Published OnSeptember 10, 2018The legal AI evolution began several years ago. Firms that are not preparing to adopt AI applications will likely miss out on a competitive advantage.
The legal AI evolution began several years ago with the advent of predictive coding. In 2007 and 2008, predictive coding was used to scan large eDiscovery data sets to determine relevance and privilege. Predictive coding was based on mathematical algorithms that could learn from examples and training cycles. With computer training cycles, the error rate was 2 or 3% — much lower than human-reviewed documents. This same technology could be used in law firms to increase accuracy, reduce client costs, manage records, provide clients with case estimates more quickly, and develop a faster, more compelling ECA strategy. The Law Firm Information Governance Symposium published several reports in 2018, one of which was titled “AI in an Information Governance World.”
This report explores AI and machine learning for law firms in depth. Can AI benefit law firms? Can it benefit their clients? Does it break any ABA legal and ethical rules? Will clients accept the use of AI? Will the courts? Will opposing counsel? Will AI requirements be included in outside counsel guidelines?
AI Evolution in Law Firms
Law firms have become noticeably more interested in AI applications and how they might affect firms’ revenue streams while also benefiting their clients. However, many firms remain hesitant to adopt this new technology. Although firms want their clients to view them as modern and up-to-date, it’s been my experience that they don’t want to be on the technological cutting edge.

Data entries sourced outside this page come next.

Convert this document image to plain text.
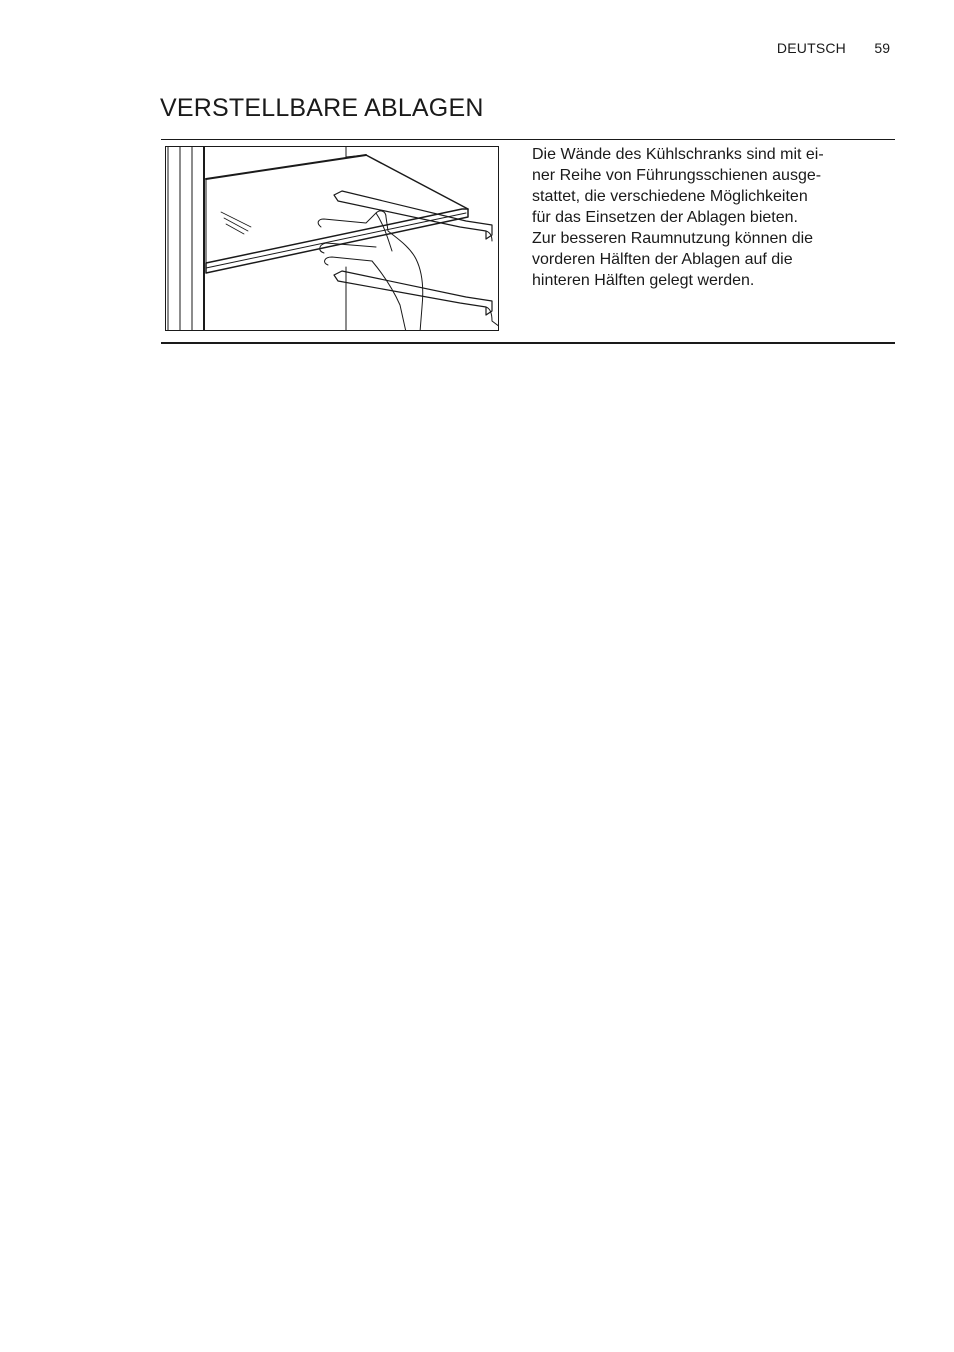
DEUTSCH	59
VERSTELLBARE ABLAGEN

Die Wände des Kühlschranks sind mit ei-
ner Reihe von Führungsschienen ausge-
stattet, die verschiedene Möglichkeiten
für das Einsetzen der Ablagen bieten.
Zur besseren Raumnutzung können die
vorderen Hälften der Ablagen auf die
hinteren Hälften gelegt werden.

However, AI/machine learning offers many benefits to both law firms and their clients. A few benefits include more-accurate client document intake, correct attorney billable tracking and billing, automated information governance (IG), tighter security and stricter adherence to OCGs.

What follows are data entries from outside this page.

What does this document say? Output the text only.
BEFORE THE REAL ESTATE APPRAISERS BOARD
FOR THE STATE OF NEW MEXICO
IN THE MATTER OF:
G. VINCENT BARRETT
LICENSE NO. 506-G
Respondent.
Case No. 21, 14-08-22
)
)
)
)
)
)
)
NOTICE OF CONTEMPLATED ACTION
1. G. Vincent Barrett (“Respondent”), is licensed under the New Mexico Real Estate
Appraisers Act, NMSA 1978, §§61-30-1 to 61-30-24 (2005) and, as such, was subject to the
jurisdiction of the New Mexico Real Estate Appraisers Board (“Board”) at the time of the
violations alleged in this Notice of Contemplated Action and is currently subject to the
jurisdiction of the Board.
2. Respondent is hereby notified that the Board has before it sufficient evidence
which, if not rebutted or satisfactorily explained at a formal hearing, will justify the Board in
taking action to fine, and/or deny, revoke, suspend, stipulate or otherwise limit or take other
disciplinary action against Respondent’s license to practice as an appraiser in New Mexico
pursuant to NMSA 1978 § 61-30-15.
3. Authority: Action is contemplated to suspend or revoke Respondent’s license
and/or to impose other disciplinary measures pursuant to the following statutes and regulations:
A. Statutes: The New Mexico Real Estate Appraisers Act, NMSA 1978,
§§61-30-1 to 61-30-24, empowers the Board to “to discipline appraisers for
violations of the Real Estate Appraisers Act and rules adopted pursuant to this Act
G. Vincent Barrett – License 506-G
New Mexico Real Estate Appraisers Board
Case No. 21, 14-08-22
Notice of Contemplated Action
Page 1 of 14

New Uses for AI in Law Firms
Predictive security — AI can be trained to recognize and maintain the client’s required level of security, placing specific access controls on the data and detecting and preventing breaches using predictive analytics. Predictive analytics harnesses data to predict future actions — a tool that could help firms foresee and stop hacking before it happens.
Predictive categorization — A computer using AI/machine learning could determine the owner of incoming or newly generated documents and categorize them accordingly. Predictive categorization could dramatically improve accuracy while also expediting the document-intake process.
Predictive information governance — Predictive governance is on track to eventually replace human IG professionals completely. Document retention/disposition is a notoriously inaccurate and inefficient process. Much like document review, human-based categorization and management of millions of records is highly individualistic and dependent on the human’s frame of mind and experience.
Legal and Ethical Rules of Using AI in Law Firms
Attorneys must be technologically competent when representing clients. Could attorneys become sufficiently competent in AI/machine learning theory to meet their professional obligations? In the past, attorneys mainly needed to be familiar with keyword use, metadata preservation and mobile devices. In the last few years, they’ve also needed to achieve basic competence in ESI, encryption, cloud services, predictive coding and social media. But, for instance, courts took years to accept predictive coding for document review, and they will be similarly slow to accept AI.
The Downside of Technology Conservatism
The AI revolution will help law firms enhance IG quality, reduce the time to delivery of legal products and services, and deliver those products and services at a lower price. Firms that are not preparing to adopt AI applications will likely miss out on a competitive advantage and lose clients who consider them behind the times.